The nsp1 (85-102) mutants (TGEV [85-102sg]) induced lower IFN-λ responses. (A) DNA-based reverse genetics BAC system for TGEV and TGEV (85-102sg). The amino acid replacements in position 85 to 102 of NSP1 are indicated. (B and C) The recombinant virus was successfully used to infect ST cells. TGEV-BAC and TGEV (85-102sg)-BAC were transfected into ST cells with Lipo3000, and then the virus was passaged once in ST cells. The CPE was observed after 36 h (B), and the indirect immunofluorescence assay was used to detect the TGEV N protein (C). (D) Multistep growth curves for TGEV and TGEV (85-102sg) in ST cells at a MOI of 1. The virus titers at different time points, as indicated, were determined via an endpoint dilution assay. The data are represented as the mean ± the standard deviation, with n = 3. (E) TGEV (85-102sg) induced lower IFN-λ1 and IFN-λ3 expression than did WT TGEV in the IPEC-J2 cells. (F) The IFN-λ1 production of the cells infected with WT TGEV and TGEV (85-102sg) was confirmed via ELISA.

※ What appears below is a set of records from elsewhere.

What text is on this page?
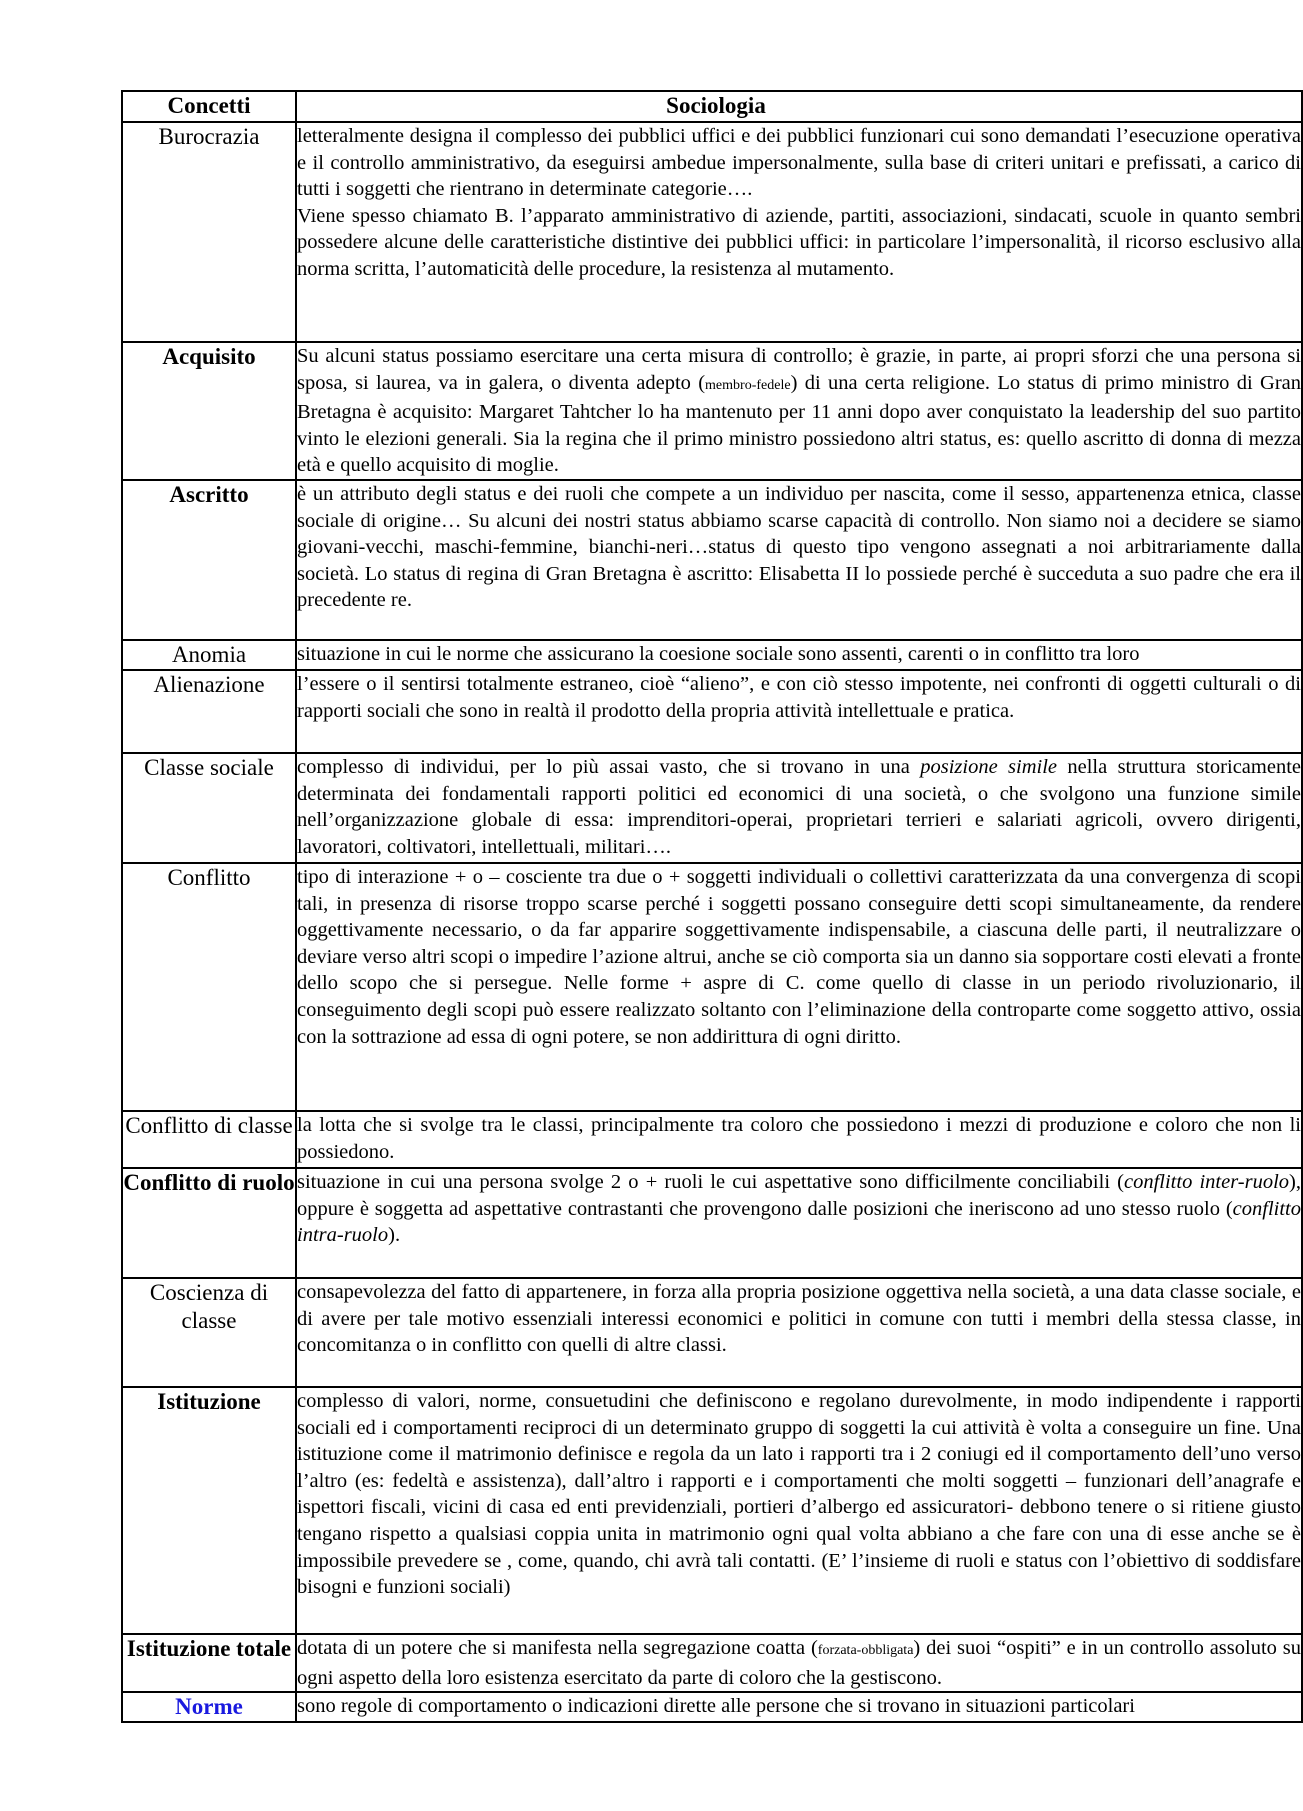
Concetti	Sociologia
Burocrazia	letteralmente designa il complesso dei pubblici uffici e dei pubblici funzionari cui sono demandati l’esecuzione operativa e il controllo amministrativo, da eseguirsi ambedue impersonalmente, sulla base di criteri unitari e prefissati, a carico di tutti i soggetti che rientrano in determinate categorie….

Viene spesso chiamato B. l’apparato amministrativo di aziende, partiti, associazioni, sindacati, scuole in quanto sembri possedere alcune delle caratteristiche distintive dei pubblici uffici: in particolare l’impersonalità, il ricorso esclusivo alla norma scritta, l’automaticità delle procedure, la resistenza al mutamento.

Acquisito	Su alcuni status possiamo esercitare una certa misura di controllo; è grazie, in parte, ai propri sforzi che una persona si sposa, si laurea, va in galera, o diventa adepto (membro-fedele) di una certa religione. Lo status di primo ministro di Gran Bretagna è acquisito: Margaret Tahtcher lo ha mantenuto per 11 anni dopo aver conquistato la leadership del suo partito vinto le elezioni generali. Sia la regina che il primo ministro possiedono altri status, es: quello ascritto di donna di mezza età e quello acquisito di moglie.
Ascritto	è un attributo degli status e dei ruoli che compete a un individuo per nascita, come il sesso, appartenenza etnica, classe sociale di origine… Su alcuni dei nostri status abbiamo scarse capacità di controllo. Non siamo noi a decidere se siamo giovani-vecchi, maschi-femmine, bianchi-neri…status di questo tipo vengono assegnati a noi arbitrariamente dalla società. Lo status di regina di Gran Bretagna è ascritto: Elisabetta II lo possiede perché è succeduta a suo padre che era il precedente re.
Anomia	situazione in cui le norme che assicurano la coesione sociale sono assenti, carenti o in conflitto tra loro
Alienazione	l’essere o il sentirsi totalmente estraneo, cioè “alieno”, e con ciò stesso impotente, nei confronti di oggetti culturali o di rapporti sociali che sono in realtà il prodotto della propria attività intellettuale e pratica.
Classe sociale	complesso di individui, per lo più assai vasto, che si trovano in una posizione simile nella struttura storicamente determinata dei fondamentali rapporti politici ed economici di una società, o che svolgono una funzione simile nell’organizzazione globale di essa: imprenditori-operai, proprietari terrieri e salariati agricoli, ovvero dirigenti, lavoratori, coltivatori, intellettuali, militari….
Conflitto	tipo di interazione + o – cosciente tra due o + soggetti individuali o collettivi caratterizzata da una convergenza di scopi tali, in presenza di risorse troppo scarse perché i soggetti possano conseguire detti scopi simultaneamente, da rendere oggettivamente necessario, o da far apparire soggettivamente indispensabile, a ciascuna delle parti, il neutralizzare o deviare verso altri scopi o impedire l’azione altrui, anche se ciò comporta sia un danno sia sopportare costi elevati a fronte dello scopo che si persegue. Nelle forme + aspre di C. come quello di classe in un periodo rivoluzionario, il conseguimento degli scopi può essere realizzato soltanto con l’eliminazione della controparte come soggetto attivo, ossia con la sottrazione ad essa di ogni potere, se non addirittura di ogni diritto.
Conflitto di classe	la lotta che si svolge tra le classi, principalmente tra coloro che possiedono i mezzi di produzione e coloro che non li possiedono.
Conflitto di ruolo	situazione in cui una persona svolge 2 o + ruoli le cui aspettative sono difficilmente conciliabili (conflitto inter-ruolo), oppure è soggetta ad aspettative contrastanti che provengono dalle posizioni che ineriscono ad uno stesso ruolo (conflitto intra-ruolo).
Coscienza di classe	consapevolezza del fatto di appartenere, in forza alla propria posizione oggettiva nella società, a una data classe sociale, e di avere per tale motivo essenziali interessi economici e politici in comune con tutti i membri della stessa classe, in concomitanza o in conflitto con quelli di altre classi.
Istituzione	complesso di valori, norme, consuetudini che definiscono e regolano durevolmente, in modo indipendente i rapporti sociali ed i comportamenti reciproci di un determinato gruppo di soggetti la cui attività è volta a conseguire un fine. Una istituzione come il matrimonio definisce e regola da un lato i rapporti tra i 2 coniugi ed il comportamento dell’uno verso l’altro (es: fedeltà e assistenza), dall’altro i rapporti e i comportamenti che molti soggetti – funzionari dell’anagrafe e ispettori fiscali, vicini di casa ed enti previdenziali, portieri d’albergo ed assicuratori- debbono tenere o si ritiene giusto tengano rispetto a qualsiasi coppia unita in matrimonio ogni qual volta abbiano a che fare con una di esse anche se è impossibile prevedere se , come, quando, chi avrà tali contatti. (E’ l’insieme di ruoli e status con l’obiettivo di soddisfare bisogni e funzioni sociali)
Istituzione totale	dotata di un potere che si manifesta nella segregazione coatta (forzata-obbligata) dei suoi “ospiti” e in un controllo assoluto su ogni aspetto della loro esistenza esercitato da parte di coloro che la gestiscono.
Norme	sono regole di comportamento o indicazioni dirette alle persone che si trovano in situazioni particolari
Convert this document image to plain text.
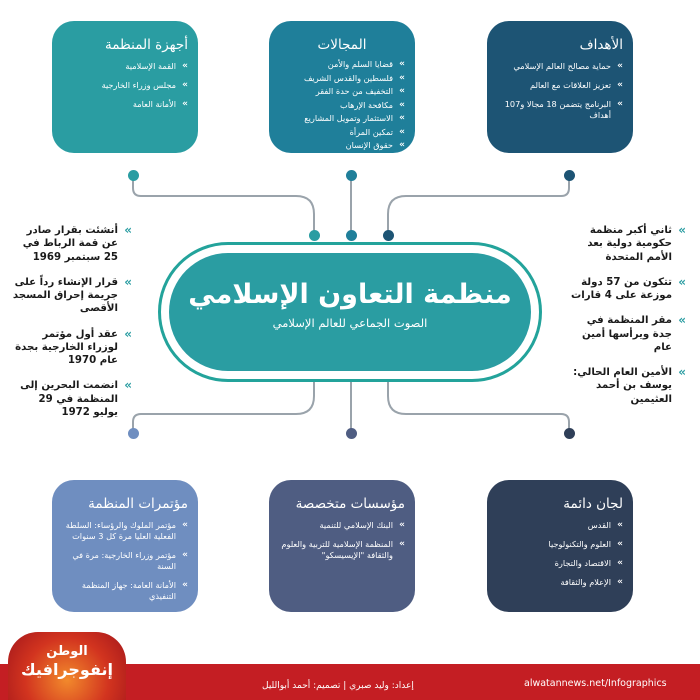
أجهزة المنظمة
» القمة الإسلامية
» مجلس وزراء الخارجية
» الأمانة العامة
المجالات
» قضايا السلم والأمن
» فلسطين والقدس الشريف
» التخفيف من حدة الفقر
» مكافحة الإرهاب
» الاستثمار وتمويل المشاريع
» تمكين المرأة
» حقوق الإنسان
الأهداف
» حماية مصالح العالم الإسلامي
» تعزيز العلاقات مع العالم
» البرنامج يتضمن 18 مجالا و107 أهداف
منظمة التعاون الإسلامي
الصوت الجماعي للعالم الإسلامي

» أنشئت بقرار صادر عن قمة الرباط في 25 سبتمبر 1969

» قرار الإنشاء رداً على جريمة إحراق المسجد الأقصى

» عقد أول مؤتمر لوزراء الخارجية بجدة عام 1970

» انضمت البحرين إلى المنظمة في 29 يوليو 1972

» ثاني أكبر منظمة حكومية دولية بعد الأمم المتحدة

» تتكون من 57 دولة موزعة على 4 قارات

» مقر المنظمة في جدة ويرأسها أمين عام

» الأمين العام الحالي: يوسف بن أحمد العثيمين

مؤتمرات المنظمة
» مؤتمر الملوك والرؤساء: السلطة الفعلية العليا مرة كل 3 سنوات
» مؤتمر وزراء الخارجية: مرة في السنة
» الأمانة العامة: جهاز المنظمة التنفيذي
مؤسسات متخصصة
» البنك الإسلامي للتنمية
» المنظمة الإسلامية للتربية والعلوم والثقافة "الإيسيسكو"
لجان دائمة
» القدس
» العلوم والتكنولوجيا
» الاقتصاد والتجارة
» الإعلام والثقافة
الوطن
إنفوجرافيك
إعداد: وليد صبري | تصميم: أحمد أبوالليل	alwatannews.net/Infographics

IFN-λ3 exhibits greater antiviral activity against TGEV than does IFN-λ1.
To investigate the role of IFN-λ in TGEV replication, we detected the effects of rpIFN-λ1 and rpIFN-λ3 treatment on TGEV replication. The rpIFN-λ1 treatment decreased the TGEV virus genomes and the progeny virus titers by up to 7.3 to 636-fold, compared with no treatment, as assessed by the quantification of the viral RNA and measurement of the viral titers, respectively (Fig. 9A and B). The rpIFN-λ3 treatment decreased the TGEV virus genomes and the progeny virus titers by up to 17.7 to 2,546-fold, compared with no treatment (Fig. 9C and D). The TGEV inhibition by the rpIFN-λ treatment manifested in a dose-dependent manner, and rpIFN-λ3 exhibited 2.1 to 4.6-fold greater antiviral activity against the TGEV infection of IPEC-J2 cells than that exhibited by rpIFN-λ1 (Fig. 9E). Collectively, these results demonstrate that IFN-λ3 preferentially inhibits enteropathogenic TGEV in IPEC-J2, compared with IFN-λ1.
FIG 9.
IFN-λ3 exhibits greater antiviral activity against TGEV than that of IFN-λ1. (A and B) IPEC-J2 cells were pretreated with the indicated concentration of rpIFN-λ1 2 h before infection and were maintained at that concentration after infection. TGEV infection was determined at 24 hpi via either RT-qPCR (A) or titration (B). (C and D) IPEC-J2 cells were pretreated with the indicated concentration of rpIFN-λ3 2 h before infection and were maintained at that concentration after infection. TGEV infection was determined at 24 hpi via either RT-qPCR (C) or titration (D). (E) The infection percentage of TGEV treated with rpIFN-λ1 and rpIFN-λ3 was calculated.
DISCUSSION
TGEV is an enteric coronavirus that contacts highly sensitive intestinal epithelial cells after infection, thereby triggering the immune response (33–35). Here, we describe the potential mechanisms of the antiviral host defense of IFN-λ against TGEV infections in intestinal epithelial cells. This study initially demonstrates that infection by TGEV results in the predominant production of IFN-λ3 over IFN-λ1. Notably, the classical RLR pathway is involved in IFN-λ3 production, but not in IFN-λ1 production, in IPEC-J2 cells (Fig. 3), suggesting distinct regulation mechanisms between IFN-λ1 and IFN-λ3. A previous report showed that porcine cells treated with dsRNA, the viral mimic, intensely increased IFN-λ3 expression in IPEC-J2 cells (7). It is unknown which receptor-mediated signaling pathway is mainly responsible for the induction of IFN-λ3 in porcine epithelial cells. Our results indicated that the RIG-I and MDA5 pathways are involved in the regulation of IFN-λ3, but not IFN-λ1, in IPEC-J2 cells. As the synthesized dsRNA is a ligand of some kinds of innate immune receptors, including RIG-I and MDA5, the results explain that dsRNA induces the production of high levels of IFN-λ3.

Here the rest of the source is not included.